Türkei: Lebenslange Haft für 337 Menschen wegen Beteiligung an versuchtem Militärputsch von 2016

Am Donnerstag fand die Hauptverhandlung gegen 475 Personen statt, die der Beteiligung an dem missglückten Militärputsch am 15. Juli 2016 angeklagt werden. 337 von ihnen erhielten die Höchststrafe: lebenslange Haft unter erschwerten Bedingungen.

Mehr als vier Jahre nach dem Putschversuch in der Türkei hat das Strafgericht in Sincan in der Hauptstadt Ankara in der Hauptvehandlung Urteile gegen insgesamt 475 Beteiligte gefällt. 337 von ihnen wurden zu lebenslangen Haftstrafen verurteilt, berichtete die staatliche Nachrichtenagentur Anadolu am Donnerstag. 60 weitere hätten Gefängnisstrafen zwischen sechs und knapp 17 Jahren erhalten. Alle Verurteilten seien rund um den Luftwaffenstützpunkt Akıncı – in der Türkei allgemein als Akıncı-Fall bekannt – an der Putschnacht beteiligt gewesen, hieß es. Von dort aus wurde der Putsch geleitet. 70 Menschen wurden freigesprochen.

Die Angeklagten sollen den Luftwaffenstützpunkt Akıncı als Hauptquartier benutzt haben. Hulusi Akar, damals General der türkischen Streitkräfte und heute Verteidigungsminister, und andere hochrangige Offiziere wurden in der Putschnacht stundenlang auf dem Stützpunkt gefangen gehalten.

Das Gericht sprach unter anderem wegen "Umsturzversuchs", "Attentats auf den Präsidenten", der "Führung einer terroristischen Organisation" und "vorsätzlicher Tötung" Strafen von bis zu 79-facher lebenslänglicher Haft unter erschwerten Bedingungen aus. Unter den Verurteilten seien hochrangige Militärs, Piloten und Zivilisten.

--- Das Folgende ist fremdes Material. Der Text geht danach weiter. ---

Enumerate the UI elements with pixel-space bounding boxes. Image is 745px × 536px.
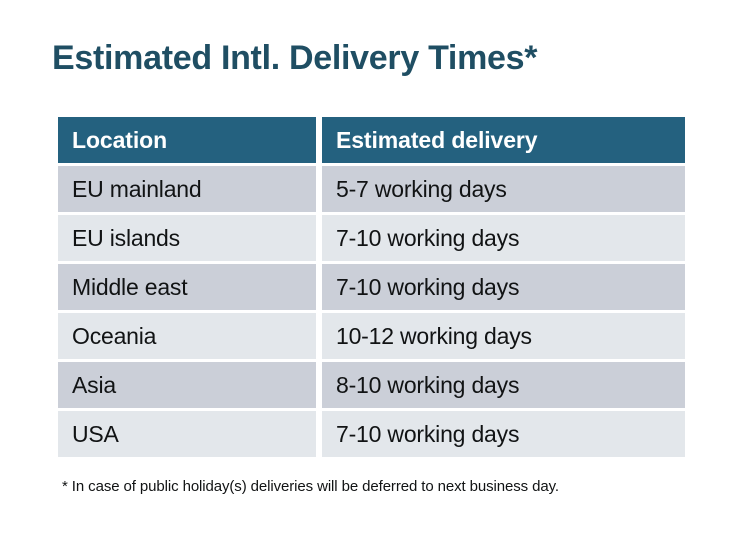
cell-delivery: 8-10 working days (322, 362, 685, 408)
table-body: EU mainland 5-7 working days EU islands … (58, 166, 685, 457)
table-header: Location Estimated delivery (58, 117, 685, 163)
table-header-row: Location Estimated delivery (58, 117, 685, 163)
cell-delivery: 7-10 working days (322, 215, 685, 261)
cell-location: Oceania (58, 313, 316, 359)
table-row: USA 7-10 working days (58, 411, 685, 457)
cell-delivery: 7-10 working days (322, 411, 685, 457)
table-row: Oceania 10-12 working days (58, 313, 685, 359)
cell-location: Asia (58, 362, 316, 408)
column-header-estimated-delivery: Estimated delivery (322, 117, 685, 163)
cell-delivery: 10-12 working days (322, 313, 685, 359)
table-row: Middle east 7-10 working days (58, 264, 685, 310)
cell-delivery: 5-7 working days (322, 166, 685, 212)
cell-location: Middle east (58, 264, 316, 310)
cell-location: EU islands (58, 215, 316, 261)
column-header-location: Location (58, 117, 316, 163)
table-row: EU mainland 5-7 working days (58, 166, 685, 212)
estimated-delivery-times-table: Location Estimated delivery EU mainland … (52, 114, 691, 460)
table-row: EU islands 7-10 working days (58, 215, 685, 261)
page-title: Estimated Intl. Delivery Times* (52, 37, 537, 79)
cell-delivery: 7-10 working days (322, 264, 685, 310)
cell-location: USA (58, 411, 316, 457)
cell-location: EU mainland (58, 166, 316, 212)
table-row: Asia 8-10 working days (58, 362, 685, 408)
table-footnote: * In case of public holiday(s) deliverie… (62, 478, 559, 495)
delivery-times-page: Estimated Intl. Delivery Times* Location… (0, 0, 745, 536)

Am Abend des 15. Juli 2016 putschten Teile des Militärs gegen die Regierung von Präsident Recep Tayyip Erdoǧan. In Istanbul und der Hauptstadt Ankara gab es Gefechte zwischen Putschisten und staatstreuen Sicherheitskräften. Die Putschisten setzten Panzer und Kampfjets ein und feuerten unter anderem auf Zivilisten, die sich ihnen entgegenstellten und damit einem Aufruf Erdoǧans folgten. Auch das Parlamentsgebäude in Ankara wurde beschossen. Der Luftwaffenstützpunkt Akıncı in der Nähe der Hauptstadt war dabei eine wichtige Basis der Umstürzler in der Putschnacht. Mehr als 250 Menschen wurden getötet, 2.000 verletzt. Der Aufstand wurde schließlich niedergeschlagen.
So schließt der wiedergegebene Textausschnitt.